On the consumer goods side of things, more than 1 in 5 Americans said in June 2021 that they’d cut back on trips to the store to buy alcohol during the pandemic⁴. This left an opening for the growing alcohol subscription business, where the subscriber base grew from 1% pre-pandemic to 2%. And while this uptick may appear relatively small, it's an indication of how the pandemic has spurred consumers to form new and lasting habits, with 2% of adults saying that an alcohol subscription is now their preferred method of purchasing drinks.

47% of people who canceled their Netflix subscriptions cited high cost as the main reason

For the first time in more than 10 years, Netflix recently reported a major loss in subscribers: 200,000 in the first 3 months of 2022. Our research indicates that cost is the key factor in this downward trend⁵, but it’s not just a Netflix problem. Price is the leading driver of cancellations across all video streaming services, cited by 40% of people who ended their subscriptions. 

The good news for Netflix is that more than 1 in 3 subscribers think Netflix’s value is better than its main competitors, and 2 in 3 said that if they could only subscribe to three streaming services, Netflix would make their list. So where do streaming subscription price points and perceived value intersect? We ran a Van Westendorp Price sensitivity analysis using our market research solutions and found that the optimal price right now is $11 per month—which is actually less than it was in late 2020. 

This goes to show that if a subscription streaming service—or any subscription service, for that matter—wants to remain competitive, it needs to monitor its target market’s willingness to pay and optimal price to ensure it remains a good value for its subscribers. Many subscribers reevaluate their purchase every time they’re charged a monthly fee. To retain these subscribers, companies need to earn their business over and over again.

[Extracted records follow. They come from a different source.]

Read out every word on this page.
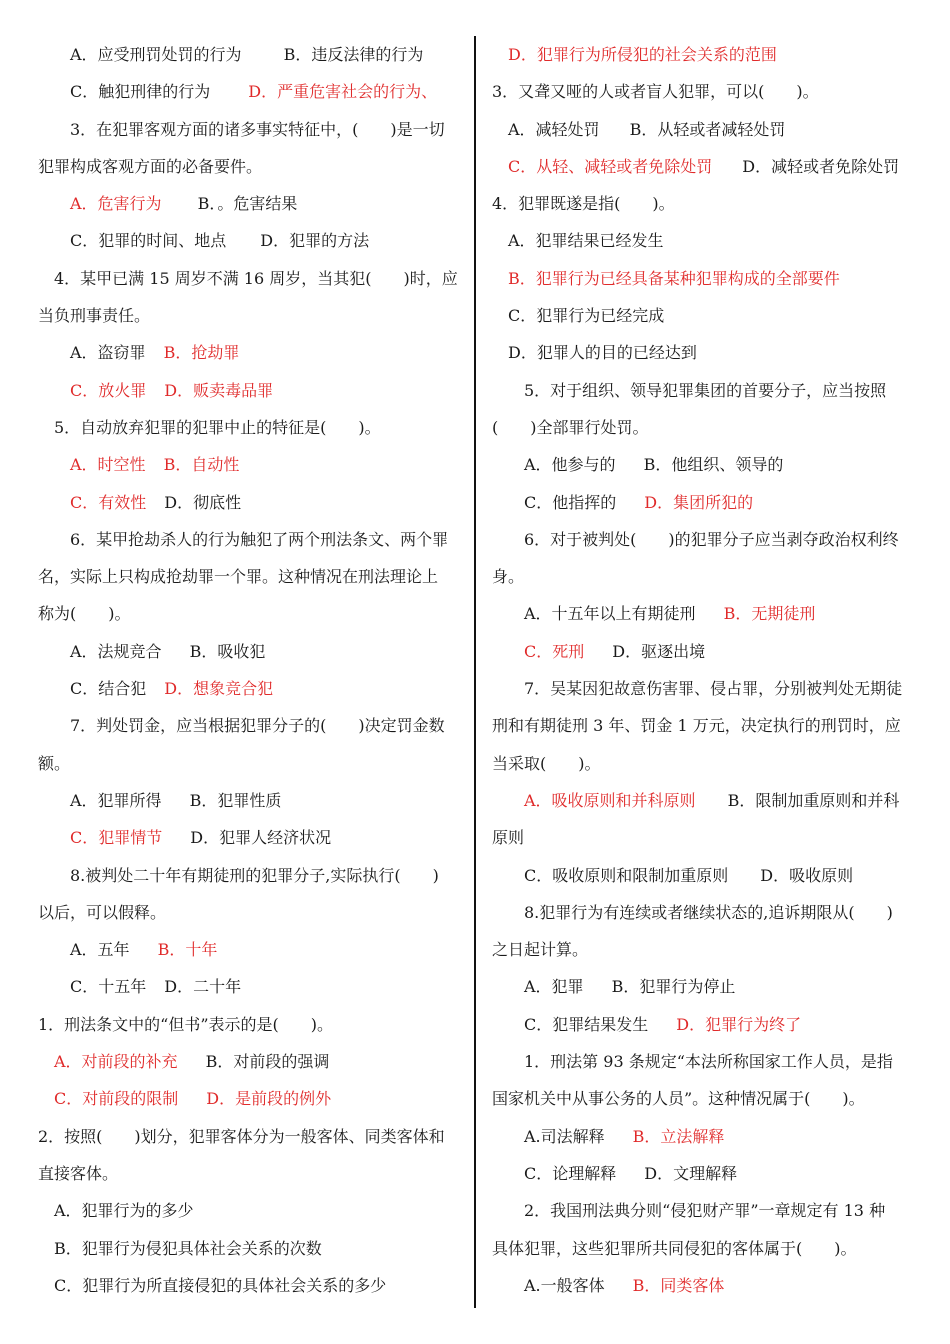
A．应受刑罚处罚的行为	B．违反法律的行为
C．触犯刑律的行为 D．严重危害社会的行为、
3．在犯罪客观方面的诸多事实特征中，(　　)是一切
犯罪构成客观方面的必备要件。
A．危害行为 B．。危害结果
C．犯罪的时间、地点 D．犯罪的方法
4．某甲已满 15 周岁不满 16 周岁，当其犯(　　)时，应
当负刑事责任。
A．盗窃罪 B．抢劫罪
C．放火罪 D．贩卖毒品罪
5．自动放弃犯罪的犯罪中止的特征是(　　)。
A．时空性 B．自动性
C．有效性 D．彻底性
6．某甲抢劫杀人的行为触犯了两个刑法条文、两个罪
名，实际上只构成抢劫罪一个罪。这种情况在刑法理论上
称为(　　)。
A．法规竞合 B．吸收犯
C．结合犯 D．想象竞合犯
7．判处罚金，应当根据犯罪分子的(　　)决定罚金数
额。
A．犯罪所得 B．犯罪性质
C．犯罪情节 D．犯罪人经济状况
8.被判处二十年有期徒刑的犯罪分子,实际执行(　　)
以后，可以假释。
A．五年 B．十年
C．十五年 D．二十年
1．刑法条文中的“但书”表示的是(　　)。
A．对前段的补充 B．对前段的强调
C．对前段的限制 D．是前段的例外
2．按照(　　)划分，犯罪客体分为一般客体、同类客体和
直接客体。
A．犯罪行为的多少
B．犯罪行为侵犯具体社会关系的次数
C．犯罪行为所直接侵犯的具体社会关系的多少
D．犯罪行为所侵犯的社会关系的范围
3．又聋又哑的人或者盲人犯罪，可以(　　)。
A．减轻处罚 B．从轻或者减轻处罚
C．从轻、减轻或者免除处罚 D．减轻或者免除处罚
4．犯罪既遂是指(　　)。
A．犯罪结果已经发生
B．犯罪行为已经具备某种犯罪构成的全部要件
C．犯罪行为已经完成
D．犯罪人的目的已经达到
5．对于组织、领导犯罪集团的首要分子，应当按照
(　　)全部罪行处罚。
A．他参与的 B．他组织、领导的
C．他指挥的 D．集团所犯的
6．对于被判处(　　)的犯罪分子应当剥夺政治权利终
身。
A．十五年以上有期徒刑 B．无期徒刑
C．死刑 D．驱逐出境
7．吴某因犯故意伤害罪、侵占罪，分别被判处无期徒
刑和有期徒刑 3 年、罚金 1 万元，决定执行的刑罚时，应
当采取(　　)。
A．吸收原则和并科原则 B．限制加重原则和并科
原则
C．吸收原则和限制加重原则 D．吸收原则
8.犯罪行为有连续或者继续状态的,追诉期限从(　　)
之日起计算。
A．犯罪 B．犯罪行为停止
C．犯罪结果发生 D．犯罪行为终了
1．刑法第 93 条规定“本法所称国家工作人员，是指
国家机关中从事公务的人员”。这种情况属于(　　)。
A.司法解释 B．立法解释
C．论理解释 D．文理解释
2．我国刑法典分则“侵犯财产罪”一章规定有 13 种
具体犯罪，这些犯罪所共同侵犯的客体属于(　　)。
A.一般客体 B．同类客体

¹Methodology: This Momentive study was conducted between March 4-10 among a national sample of 3,334 adults. Respondents for this survey were selected from the more than 2 million people who take surveys on our platform each day. The modeled error estimate for this survey is plus or minus 2.5 percentage points. Data were weighted for age, race, sex, education, and geography using the Census Bureau’s American Community Survey to reflect the demographic composition of the United States.

²Methodology: This Momentive study was conducted between February 2-4, 2022 among a national sample of 2,874 adults. Respondents for this survey were selected from the more than 2 million people who take surveys on our platform each day. The modeled error estimate for this survey is plus or minus 2.5 percentage points. Data were weighted for age, race, sex, education, and geography using the Census Bureau’s American Community Survey to reflect the demographic composition of the United States.

³Methodology: This Momentive study was conducted June 24-29, 2021 among a national sample of 2,972 adults aged 21 and older. Respondents for this survey were selected from the more than 2 million people who take surveys on the SurveyMonkey platform each day. Data were weighted for age, race, sex, education, and geography using the Census Bureau’s American Community Survey to reflect the demographic composition of the United States.

⁴Methodology: This Momentive study was conducted between February 11-15 among a national sample of 5,115 adults. Respondents for this survey were selected from the more than 2 million people who take surveys on our platform each day. The modeled error estimate for this survey is plus or minus 2.0 percentage points. Data were weighted for age, race, sex, education, and geography using the Census Bureau’s American Community Survey to reflect the demographic composition of the United States.